You may not want to hear this, but ladies and gentlemen, it's about that time again. No, not another insufferable, unreadable vaccine post (though as a fair warning a series of that is coming up soon). Even though I talked about seat belts fairly recently, it's once again time to talk about . . .
Just kidding, just kidding. It's seat belts. Oh be quiet, I can hear you groaning from all the way over here. Yes, I realise I talk about them a lot, and you realise I talk about them a lot, and I realise that you realise that I talk about them a lot, and because I won't shut my damned mouth about them you therefore probably also realise just how important they are. If you do, this post is not for you. Instead this is directed to the people who still think seat belts are either A) not that important, or B) dangerous.

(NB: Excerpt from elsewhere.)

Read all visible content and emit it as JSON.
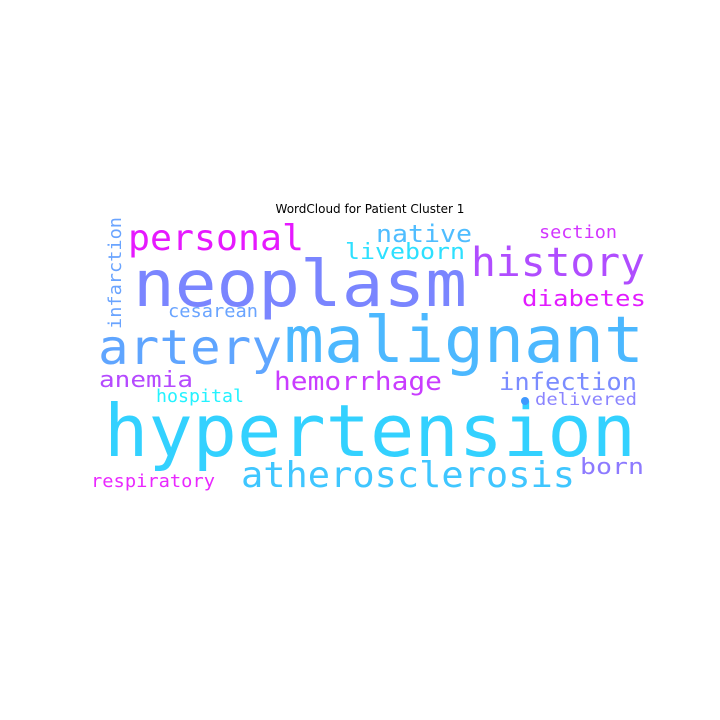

Something else (that ties into this story) that is even more important than seat belts is the police (the men and women who uphold the law, not the British rock band (though they were pretty damned cool too)). I'm sure many people here, especially those who have ever been stopped for speeding, aren't such big fans of these folks. Though I've been stopped a couple of times for speeding myself (though not in the last decade or two), and though I was admittedly righteously pissed off at the time, I only had myself and my stupid heavy foot to blame. I now thoroughly respect the officers who were simply doing their job trying to protect me and the drivers around me. As a trauma surgeon, this respect has only deepened. It turns out that the people they deal with on a daily basis correlate quite nicely with my patient population.
But unfortunately police officers aren't perfect. They are human, and they make mistakes. Just like Colby (not his real name™).
When a group of police officers gathers outside my trauma bay, it can mean only one of two things: A) they are protecting everyone from the asshole they just brought to me, or B) one of their own was just brought in. In Colby's case, it was the latter. He was chasing a suspect at high speed in the rain when he hydroplaned and spun out. This launched his car into the woods where he struck a tree and got knocked out. When he came to, the medics were pulling him from the back seat of his cruiser.
At this point the clever readers are probably wondering, "Hey, how in the hell did he end up in the back seat if he was wearing his seat belt?" Never fear, intrepid reader. I'll get to that.
He arrived looking in not-too-bad shape, but his oxygen saturation was only 90%. For a healthy (and very muscular) 25-year old kid, his oxygen level should have been no less than 98% unless something seriously wrong was seriously wrong. I asked him what hurt, assuming it would be his chest.
"My chest, sir. It's not so bad though, Doc."
Sir. Heh. I have to admit I thoroughly enjoy the "sir" whenever I hear it, which is almost never. Getting "sir" from a patient is like eating filet mignon - something you experience very rarely but enjoy the hell out of it whenever you get the opportunity.
But why was he in the back seat, Doc?
Quiet, you. I'm getting there.
A chest X-ray confirmed my suspicion - a couple of broken ribs, a lung contusion, and a pneumothorax big enough to require a chest tube. Chest tubes are designed to evacuate the air (or fluid) that has accumulated around a punctured lung, allowing it to re-expand fully. Colby wasn't enthralled with the idea of me shoving a tube the size of my thumb into his chest between his ribs, but he tolerated the procedure with hardly a grunt. As soon as it was in, his oxygen level normalised and his shortness of breath disappeared. A follow-up X-ray predictably showed that his lung was now fully inflated (HUZZAH!), so he was admitted and taken up to the trauma ward a short while later.
But Doc . . .
The following day I went to see Colby, and he was doing very well and in rather high spirits. He was a model patient - eager to get up and walk despite the large tube hanging out of his chest and the constant pain in it that stabbed him every time he coughed. I decided this was the right time to get the answer to the question that everyone was asking: how did he end up in the back seat of the car if he was wearing his seat belt?
He gave me a rather abashed glance towards the floor as he gave me his a very simple explanation: he wasn't. His colleague sitting in the chair next to him looked down and shook his head.
As he explained it, none of the officers in his district wears a seat belt. He gave me some vague (read: bullshit) excuse about possibly maybe needing to jump out of the car suddenly and not wanting to risk getting ensnared in the seat belt or some crap. I just gave him the look. The Look. You know, that look you give your kid when she tries to claim she didn't steal that last Oreo when you actually watched her do it five seconds ago. Yeah, that look.
He gave me a sheepish smile and said, "I know, sir. I know. I'm sorry."
I gave him The Look again and asked him if he was going to give himself a ticket. He chuckled as I reminded him that he was the one who needed to make sure that we wear out seat belts, and that in addition to protecting us, he needs to protect himself too. It is his sworn duty to keep us safe, but a large part of that is setting a good example. His colleague started nodding solemnly.
"Yes, sir. If I had been wearing it, I probably wouldn't be here. I mean, I'd be here, I just wouldn't be . . . you know, here . . . in this hospital, here. I probably would've been fine and walked away. I will from now on, sir."
Now that is what I was waiting to hear.